Berikut adalah alasan-alasan mengapa Perlindungan dan Pendidikan bagi anak berkebutuhan khusus (ABK) penting menurut Peraturan Menteri Negara Pemberdayaan Perempuan dan Perlindungan Anak Republik Indonesia Nomor 10 tahun 2011 tentang Kebijakan penanganan anak berkebutuhan khusus:
Anak berkebutuhan khusus pada hakikatnya merupakan manusia yang harus dipenuhi, dihargai, dilindungi hak asasinya serta dijunjung tinggi harkat dan martabatnya, sebagai ciptaan Tuhan Yang Maha Esa. Pemenuhan hak termasuk pembinaan dan pengembangan, bukan hanya ditujukan bagi anak pada umumnya, tetapi juga bagi anak berkebutuhan khusus.
Anak berkebutuhan khusus termasuk didalamnya anak penyandang disabilitas adalah anak yang mengalami keterbatasan/keluarbiasaan baik fisik, mental intelektual, sosial dan emosional ini memerlukan pelayanan khusus dari orang tua, keluarga, masyarakat, dan pemerintah, agar anak-anak tersebut mendapat kesempatan berkembang sesuai dengan fisik, mental dan potensinya.
Jumlah anak berkebutuhan khusus di Indonesia dari tahun ke tahun cenderung menunjukkan peningkatan, namun data yang ada belum terdeteksi secara akurat. Hasil survei yang dilakukan Pusat Data dan Informasi Departemen Sosial Tahun 2007, populasi penyandang cacat sekitar 3,11% dari total penduduk Indonesia.
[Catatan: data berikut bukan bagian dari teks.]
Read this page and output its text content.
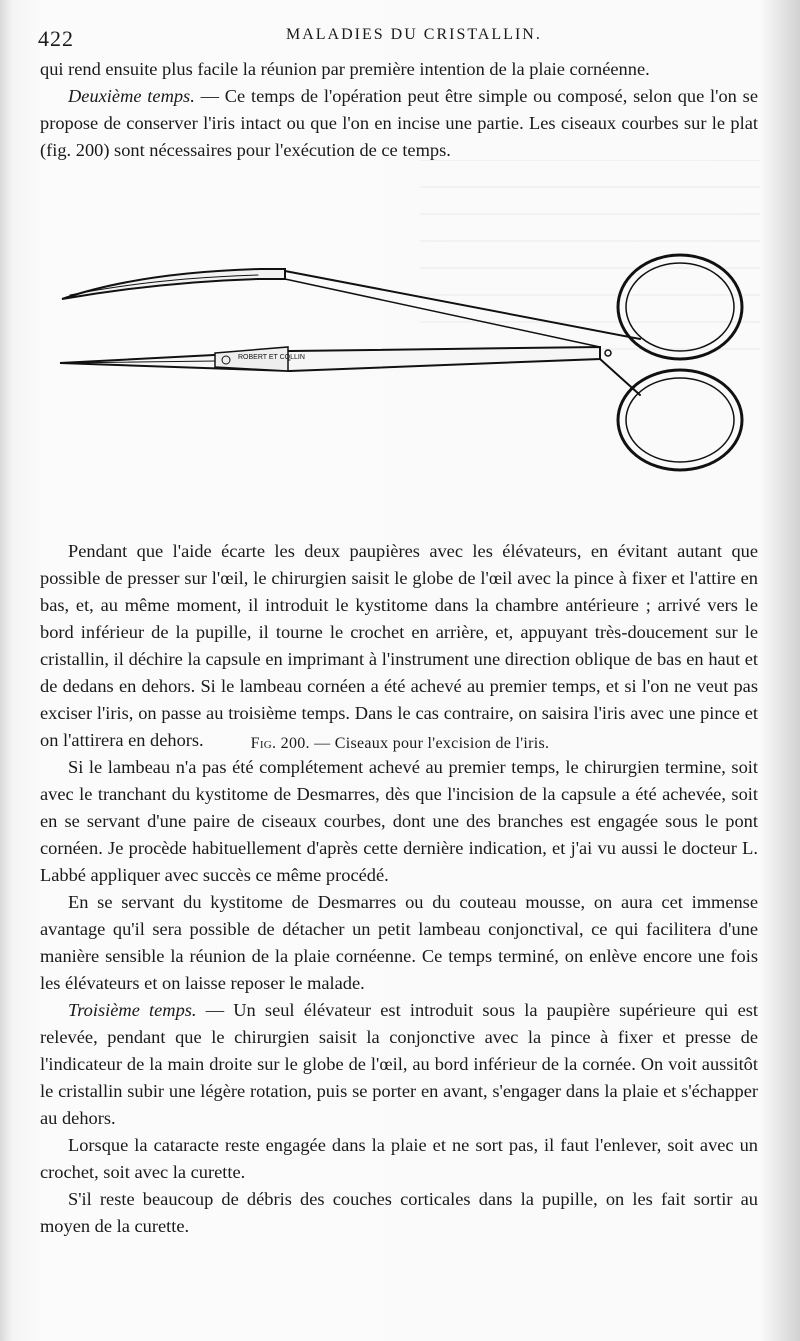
422	MALADIES DU CRISTALLIN.

qui rend ensuite plus facile la réunion par première intention de la plaie cornéenne.

Deuxième temps. — Ce temps de l'opération peut être simple ou composé, selon que l'on se propose de conserver l'iris intact ou que l'on en incise une partie. Les ciseaux courbes sur le plat (fig. 200) sont nécessaires pour l'exécution de ce temps.

ROBERT ET COLLIN
Fig. 200. — Ciseaux pour l'excision de l'iris.

Pendant que l'aide écarte les deux paupières avec les élévateurs, en évitant autant que possible de presser sur l'œil, le chirurgien saisit le globe de l'œil avec la pince à fixer et l'attire en bas, et, au même moment, il introduit le kystitome dans la chambre antérieure ; arrivé vers le bord inférieur de la pupille, il tourne le crochet en arrière, et, appuyant très-doucement sur le cristallin, il déchire la capsule en imprimant à l'instrument une direction oblique de bas en haut et de dedans en dehors. Si le lambeau cornéen a été achevé au premier temps, et si l'on ne veut pas exciser l'iris, on passe au troisième temps. Dans le cas contraire, on saisira l'iris avec une pince et on l'attirera en dehors.

Si le lambeau n'a pas été complétement achevé au premier temps, le chirurgien termine, soit avec le tranchant du kystitome de Desmarres, dès que l'incision de la capsule a été achevée, soit en se servant d'une paire de ciseaux courbes, dont une des branches est engagée sous le pont cornéen. Je procède habituellement d'après cette dernière indication, et j'ai vu aussi le docteur L. Labbé appliquer avec succès ce même procédé.

En se servant du kystitome de Desmarres ou du couteau mousse, on aura cet immense avantage qu'il sera possible de détacher un petit lambeau conjonctival, ce qui facilitera d'une manière sensible la réunion de la plaie cornéenne. Ce temps terminé, on enlève encore une fois les élévateurs et on laisse reposer le malade.

Troisième temps. — Un seul élévateur est introduit sous la paupière supérieure qui est relevée, pendant que le chirurgien saisit la conjonctive avec la pince à fixer et presse de l'indicateur de la main droite sur le globe de l'œil, au bord inférieur de la cornée. On voit aussitôt le cristallin subir une légère rotation, puis se porter en avant, s'engager dans la plaie et s'échapper au dehors.

Lorsque la cataracte reste engagée dans la plaie et ne sort pas, il faut l'enlever, soit avec un crochet, soit avec la curette.

S'il reste beaucoup de débris des couches corticales dans la pupille, on les fait sortir au moyen de la curette.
Anak berkebutuhan khusus memerlukan penanganan khusus. Karena penanganan anak berkebutuhan khusus tidak hanya kondisi fisik/kesehatan dan psikologis saja, tetapi diperlukan pula pemahaman tentang potensi mereka agar dapat dikembangkan seoptimal mungkin. Hal tersebut meliputi pemilihan bentuk pendidikannya, hak hidup bermasyarakat, dan penanganan dalam kehidupan sehari-hari, sehingga dapat menjadi warga negara yang mampu hidup mandiri, bertanggung jawab serta berpartisipasi dalam pembangunan.
Penanganan anak berkebutuhan khusus perlu dilakukan sejak dini, bahkan sejak masih berada di dalam kandungan. Selain meliputi pemenuhan hak sipil dan kebebasan, hak lingkungan keluarga dan pengasuhan alternatif, hak pendidikan, hak kesehatan dan kesejahteraan dasar, anak berkebutuhan khusus juga harus mendapatkan hak perlindungan khusus meliputi kesehatan, terapi dan rehabilitasi, pendidikan dan pelatihan, perlindungan hukum, serta pengembangan keterampilan hidup (life skill) untuk hidup mandiri.